A conclusione aggiungerei tre cose.
La prima è un consiglio per chiunque condivida tutta questa serie di idee alquanto irreali e bizzarre raccontate nell’articolo: non è semplice essere accolti ma secondo me tra i quaccheri o i membri della Chiesa di Gesù Cristo dei Santi degli Ultimi Giorni (anche detti mormoni) oppure i mennoniti o gli amish potreste vivere meglio. Loro sono certamente più legati alle tradizioni, alcuni di loro rifiutano il progresso e sono felici, hanno una media di 7 figli (avuti in maniera “tradizionale”), non lasciano uscire con qualcuno prima dei 16 anni, non apprezzano che ci si tingano i capelli o si abbiano piercing (solo un orecchino per lobo in maniera simmetrica). Tante cosine così che secondo me vi farebbero vivere più sereni. In più per esempio nello Utah, dove si trova la sede dei Mormoni, ci sono anche delle belle piste da sci. Pensateci.
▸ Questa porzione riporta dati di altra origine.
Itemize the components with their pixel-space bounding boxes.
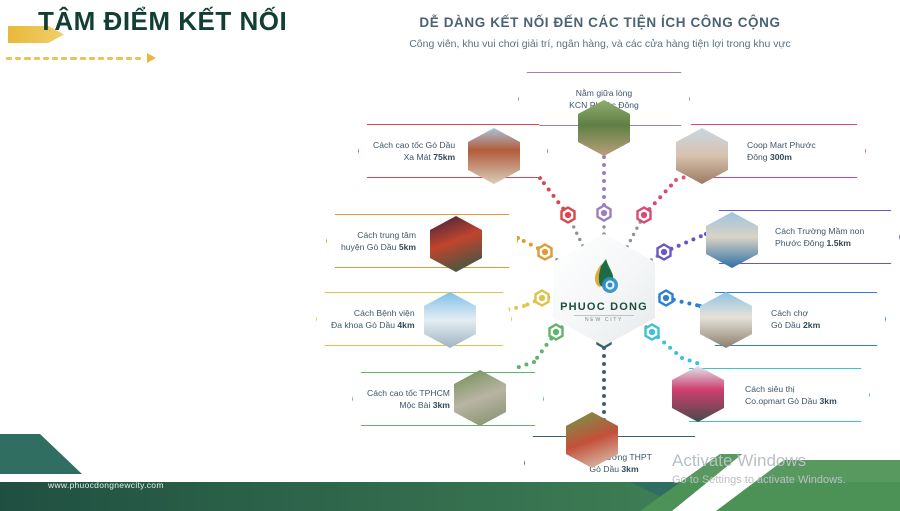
poi-line-2-text: Mộc Bài <box>399 400 430 410</box>
poi-node-label: Coop Mart PhướcĐông 300m <box>747 139 816 164</box>
poi-node-label: Cách chợGò Dầu 2km <box>771 307 820 332</box>
poi-line-1: Nằm giữa lòng <box>531 87 677 99</box>
poi-line-2: Xa Mát 75km <box>373 151 455 163</box>
poi-node-label: Cách cao tốc Gò DầuXa Mát 75km <box>373 139 455 164</box>
footer-website-url[interactable]: www.phuocdongnewcity.com <box>48 480 164 490</box>
poi-distance-value: 5km <box>399 242 416 252</box>
poi-distance-value: 4km <box>397 320 414 330</box>
poi-line-2-text: Phước Đông <box>775 238 824 248</box>
logo-subtitle: NEW CITY <box>585 317 623 323</box>
poi-line-1: Cách cao tốc TPHCM <box>367 387 450 399</box>
poi-line-1: Cách Bệnh viện <box>331 307 415 319</box>
poi-line-1: Cách trung tâm <box>341 229 416 241</box>
poi-distance-value: 300m <box>770 152 792 162</box>
poi-line-2-text: Đa khoa Gò Dầu <box>331 320 395 330</box>
poi-distance-value: 1.5km <box>827 238 851 248</box>
poi-line-1: Coop Mart Phước <box>747 139 816 151</box>
poi-line-1: Cách chợ <box>771 307 820 319</box>
flame-logo-icon <box>587 258 621 298</box>
poi-line-2-text: huyện Gò Dầu <box>341 242 396 252</box>
poi-line-2: Mộc Bài 3km <box>367 399 450 411</box>
watermark-subtitle: Go to Settings to activate Windows. <box>672 472 846 488</box>
logo-name: PHUOC DONG <box>560 301 648 313</box>
poi-node-benh-vien-da-khoa-go-dau[interactable]: Cách Bệnh việnĐa khoa Gò Dầu 4km <box>316 292 512 346</box>
poi-line-2-text: Xa Mát <box>404 152 431 162</box>
poi-line-2-text: Co.opmart Gò Dầu <box>745 396 817 406</box>
poi-line-1: Cách cao tốc Gò Dầu <box>373 139 455 151</box>
poi-line-2: Co.opmart Gò Dầu 3km <box>745 395 837 407</box>
poi-node-label: Cách trung tâmhuyện Gò Dầu 5km <box>341 229 416 254</box>
poi-line-1: Cách siêu thị <box>745 383 837 395</box>
poi-line-2: Đông 300m <box>747 151 816 163</box>
poi-line-2: Gò Dầu 2km <box>771 319 820 331</box>
poi-node-label: Cách Trường Mầm nonPhước Đông 1.5km <box>775 225 864 250</box>
poi-distance-value: 3km <box>433 400 450 410</box>
poi-node-label: Cách siêu thịCo.opmart Gò Dầu 3km <box>745 383 837 408</box>
poi-distance-value: 75km <box>433 152 455 162</box>
poi-node-label: Cách cao tốc TPHCMMộc Bài 3km <box>367 387 450 412</box>
poi-line-2: huyện Gò Dầu 5km <box>341 241 416 253</box>
poi-line-2-text: Gò Dầu <box>771 320 801 330</box>
poi-line-1: Cách Trường Mầm non <box>775 225 864 237</box>
poi-distance-value: 2km <box>803 320 820 330</box>
watermark-title: Activate Windows <box>672 450 846 472</box>
poi-line-2: Đa khoa Gò Dầu 4km <box>331 319 415 331</box>
poi-node-label: Cách Bệnh việnĐa khoa Gò Dầu 4km <box>331 307 415 332</box>
slide-canvas: TÂM ĐIỂM KẾT NỐI DỄ DÀNG KẾT NỐI ĐẾN CÁC… <box>0 0 900 511</box>
poi-line-2-text: Đông <box>747 152 768 162</box>
poi-distance-value: 3km <box>820 396 837 406</box>
poi-node-trung-tam-huyen-go-dau[interactable]: Cách trung tâmhuyện Gò Dầu 5km <box>326 214 518 268</box>
logo-divider <box>574 315 634 316</box>
windows-activation-watermark: Activate Windows Go to Settings to activ… <box>672 450 846 488</box>
poi-line-2: Phước Đông 1.5km <box>775 237 864 249</box>
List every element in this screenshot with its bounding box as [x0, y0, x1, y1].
La seconda è una osservazione: io leggo tanti articoli in varie lingue e spesso ne leggo anche di transfobici, ma mai viene usato un linguaggio così idiota (regina delle senza-tette – maschi che si tengono i gioielli) perchè anche il peggiore dei reporter di Fox News sa che, se anche porti avanti un’istanza poco intelligente, devi farlo seriamente. In Italia non riusciamo nemmeno a essere transfobici professionali.
La terza è una domanda: l’unica cosa giusta dell’articolo è, cito: La gran parte delle legislazioni nazionali non chiede più l’intervento chirurgico “maggiore” per riconoscere l’identità di genere e la pratica è un po’ in declino. Ma se togliendo l’obbligo a questo intervento per ottenere il cambio anagrafico il numero delle persone che scelgono di farlo è sceso, non viene il dubbio a queste persone impreparate che forse chi crea urgenza, problemi, stress sono proprio loro?